This weakness occurs when input filtering or transformation logic unintentionally converts multiple different inputs into a single output value, and that…
This weakness occurs when input filtering or transformation logic unintentionally converts multiple different inputs into a single output value, and that output is not validated independently. An attacker can exploit this by crafting input that passes the filter but collapses into a dangerous value during processing. The result is a bypass of intended security controls.
02How It Happens
The vulnerability arises when a developer applies a transformation (such as normalization, encoding removal, or case conversion) to user input with the assumption that the transformation is reversible or that it preserves safety properties.
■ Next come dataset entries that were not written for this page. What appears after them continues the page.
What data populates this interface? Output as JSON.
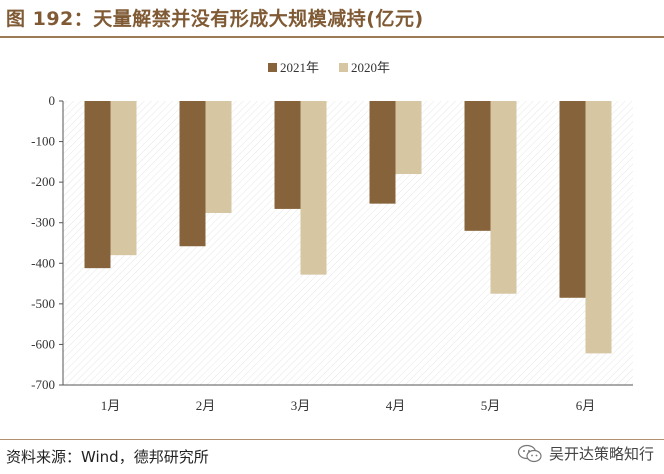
{
  "header": {
    "title": "图 192：天量解禁并没有形成大规模减持(亿元)"
  },
  "footer": {
    "source": "资料来源：Wind，德邦研究所",
    "watermark": "吴开达策略知行"
  },
  "colors": {
    "series_2021": "#86633a",
    "series_2020": "#d6c6a2",
    "accent": "#7f5a34"
  },
  "icons": {
    "watermark": "wechat-icon"
  },
  "chart_data": {
    "type": "bar",
    "title": "",
    "xlabel": "",
    "ylabel": "",
    "categories": [
      "1月",
      "2月",
      "3月",
      "4月",
      "5月",
      "6月"
    ],
    "series": [
      {
        "name": "2021年",
        "values": [
          -412,
          -358,
          -266,
          -253,
          -320,
          -485
        ]
      },
      {
        "name": "2020年",
        "values": [
          -380,
          -276,
          -428,
          -180,
          -475,
          -622
        ]
      }
    ],
    "ylim": [
      -700,
      0
    ],
    "yticks": [
      0,
      -100,
      -200,
      -300,
      -400,
      -500,
      -600,
      -700
    ],
    "grid": "hatched background",
    "legend": "top-center"
  }
}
However, if multiple distinct inputs can collapse into the same output, and that output is then used in a security-sensitive context without re-validation, an attacker can supply an input that appears safe before transformation but becomes dangerous after it.
Common scenarios include:
- Path traversal via normalization: Multiple representations of the same path (e.g., ..%2f, ..%5c, ..\\) collapse into ../ after decoding and normalization, bypassing a blacklist that only checked the original form.
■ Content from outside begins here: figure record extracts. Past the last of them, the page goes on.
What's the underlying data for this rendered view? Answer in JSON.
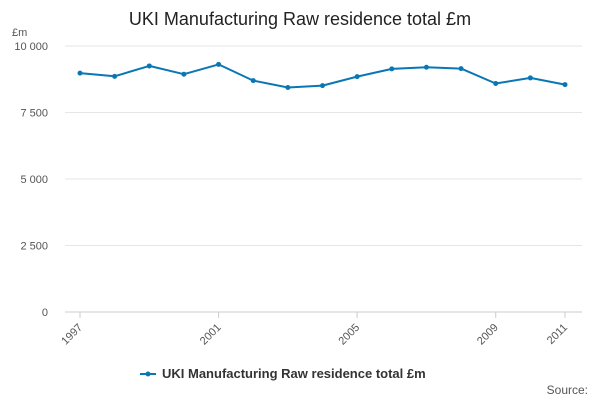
{
  "chart_data": {
    "type": "line",
    "title": "UKI Manufacturing Raw residence total £m",
    "ylabel": "£m",
    "xlabel": "",
    "ylim": [
      0,
      10000
    ],
    "yticks": [
      0,
      2500,
      5000,
      7500,
      10000
    ],
    "ytick_labels": [
      "0",
      "2 500",
      "5 000",
      "7 500",
      "10 000"
    ],
    "xlim": [
      1997,
      2011
    ],
    "xticks": [
      1997,
      2001,
      2005,
      2009,
      2011
    ],
    "xtick_labels": [
      "1997",
      "2001",
      "2005",
      "2009",
      "2011"
    ],
    "grid": true,
    "legend_position": "bottom",
    "series": [
      {
        "name": "UKI Manufacturing Raw residence total £m",
        "color": "#0a77b5",
        "x": [
          1997,
          1998,
          1999,
          2000,
          2001,
          2002,
          2003,
          2004,
          2005,
          2006,
          2007,
          2008,
          2009,
          2010,
          2011
        ],
        "values": [
          8980,
          8860,
          9250,
          8940,
          9310,
          8700,
          8440,
          8510,
          8850,
          9140,
          9200,
          9150,
          8590,
          8800,
          8550
        ]
      }
    ]
  },
  "source_label": "Source:"
}
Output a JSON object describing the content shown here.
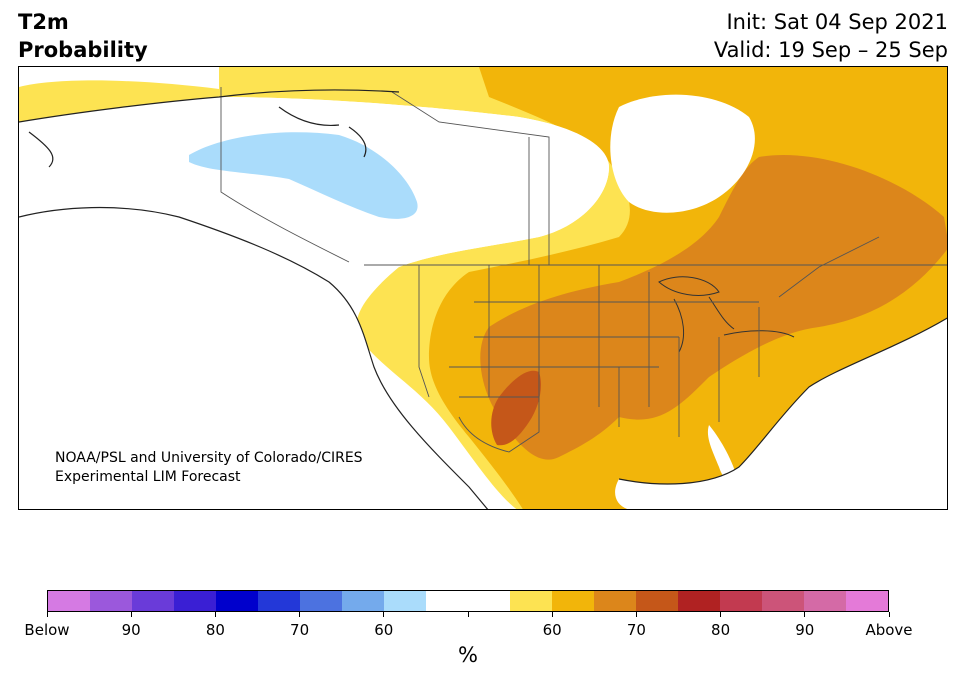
{
  "header": {
    "title_line1": "T2m",
    "title_line2": "Probability",
    "init_text": "Init: Sat 04 Sep 2021",
    "valid_text": "Valid: 19 Sep – 25 Sep"
  },
  "map": {
    "credit_line1": "NOAA/PSL and University of Colorado/CIRES",
    "credit_line2": "Experimental LIM Forecast"
  },
  "colorbar": {
    "colors": [
      "#d57ae3",
      "#9b58dc",
      "#6a3bd9",
      "#3a1fd4",
      "#0000cc",
      "#2338d8",
      "#4c72e0",
      "#74aaec",
      "#aadcfb",
      "#ffffff",
      "#ffffff",
      "#fde352",
      "#f2b50a",
      "#dc861b",
      "#c55719",
      "#b02222",
      "#c23a50",
      "#cc5479",
      "#d46aa6",
      "#e47ad8"
    ],
    "tick_labels": [
      "Below",
      "90",
      "80",
      "70",
      "60",
      "",
      "60",
      "70",
      "80",
      "90",
      "Above"
    ],
    "unit": "%"
  },
  "palette": {
    "white": "#ffffff",
    "light_blue": "#aadcfb",
    "yellow": "#fde352",
    "gold": "#f2b50a",
    "orange": "#dc861b",
    "dark_orange": "#c55719"
  }
}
- Encoding bypass: Double-encoded or mixed-case input collapses into a dangerous string after decoding, evading a filter applied to the pre-decoded form.
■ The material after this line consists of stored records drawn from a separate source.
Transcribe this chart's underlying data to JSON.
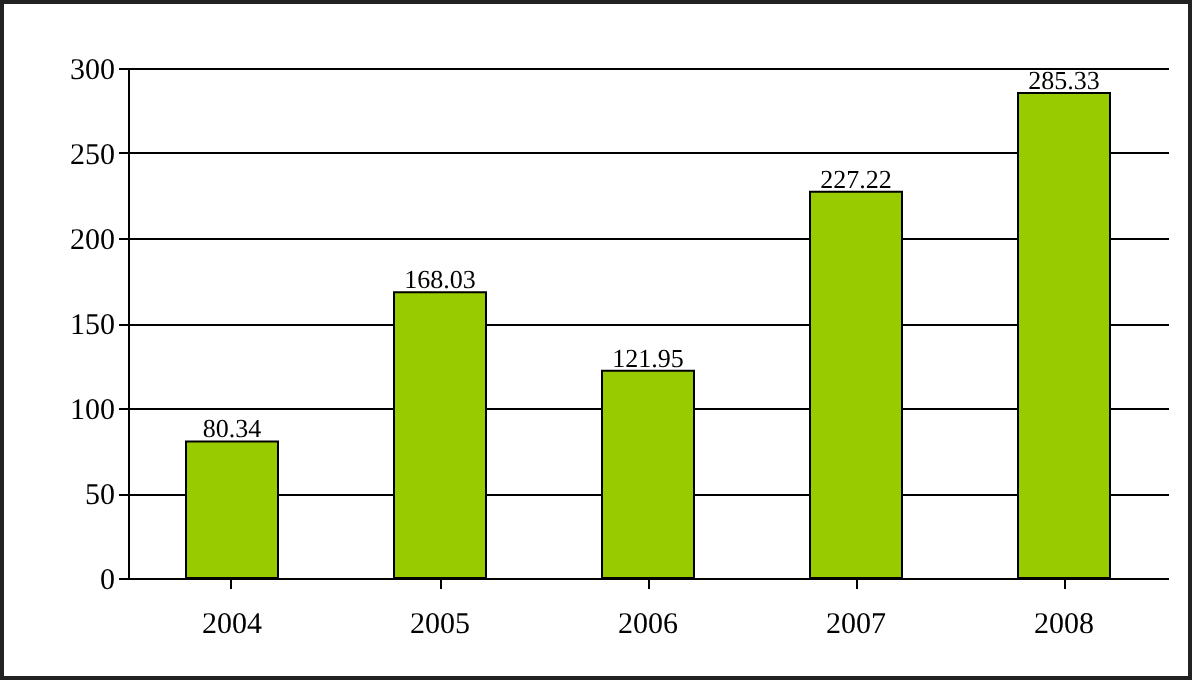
{
  "chart_data": {
    "type": "bar",
    "categories": [
      "2004",
      "2005",
      "2006",
      "2007",
      "2008"
    ],
    "values": [
      80.34,
      168.03,
      121.95,
      227.22,
      285.33
    ],
    "color": "#99cc00",
    "ylim": [
      0,
      300
    ],
    "yticks": [
      0,
      50,
      100,
      150,
      200,
      250,
      300
    ],
    "grid": "y",
    "data_labels": true
  }
}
- Case folding: Input filtered in one case collapses into a different case during processing, bypassing a case-sensitive blacklist.
03Real-World Impact
An attacker can bypass input validation and execute unintended operations: accessing files outside intended directories, injecting SQL or script code, executing arbitrary commands, or escalating privileges. The impact depends on the context—file access vulnerabilities can lead to information disclosure, while injection flaws can enable code execution or data manipulation.
04Vulnerable & Fixed Patterns
Vulnerable pattern
import os
# Assume a whitelist of allowed directories
allowed_dirs = ['/var/www/uploads']
def serve_file(user_path):
# Filter: remove ".." from the input
sanitized = user_path.replace('..', '')
# Construct full path
full_path = os.path.join(allowed_dirs[0], sanitized)
# Open and serve the file
with open(full_path, 'r') as f:
return f.read()
# Attacker input: "....//secret.txt" collapses to "../secret.txt" after filter
result = serve_file('....//secret.txt')
Why it's vulnerable: The filter removes .. but doesn't account for the fact that ....// contains .. twice. After removal, it becomes //, which when joined with the base path, can still traverse upward. The sanitized path is not re-validated after transformation.
Fixed pattern
import os
from pathlib import Path
allowed_dirs = ['/var/www/uploads']
def serve_file(user_path):
# Resolve the full path and check it is within allowed directory
base = Path(allowed_dirs[0]).resolve()
requested = (base / user_path).resolve()
# Validate that resolved path is within the allowed directory
if not str(requested).startswith(str(base)):
raise ValueError("Path traversal attempt detected")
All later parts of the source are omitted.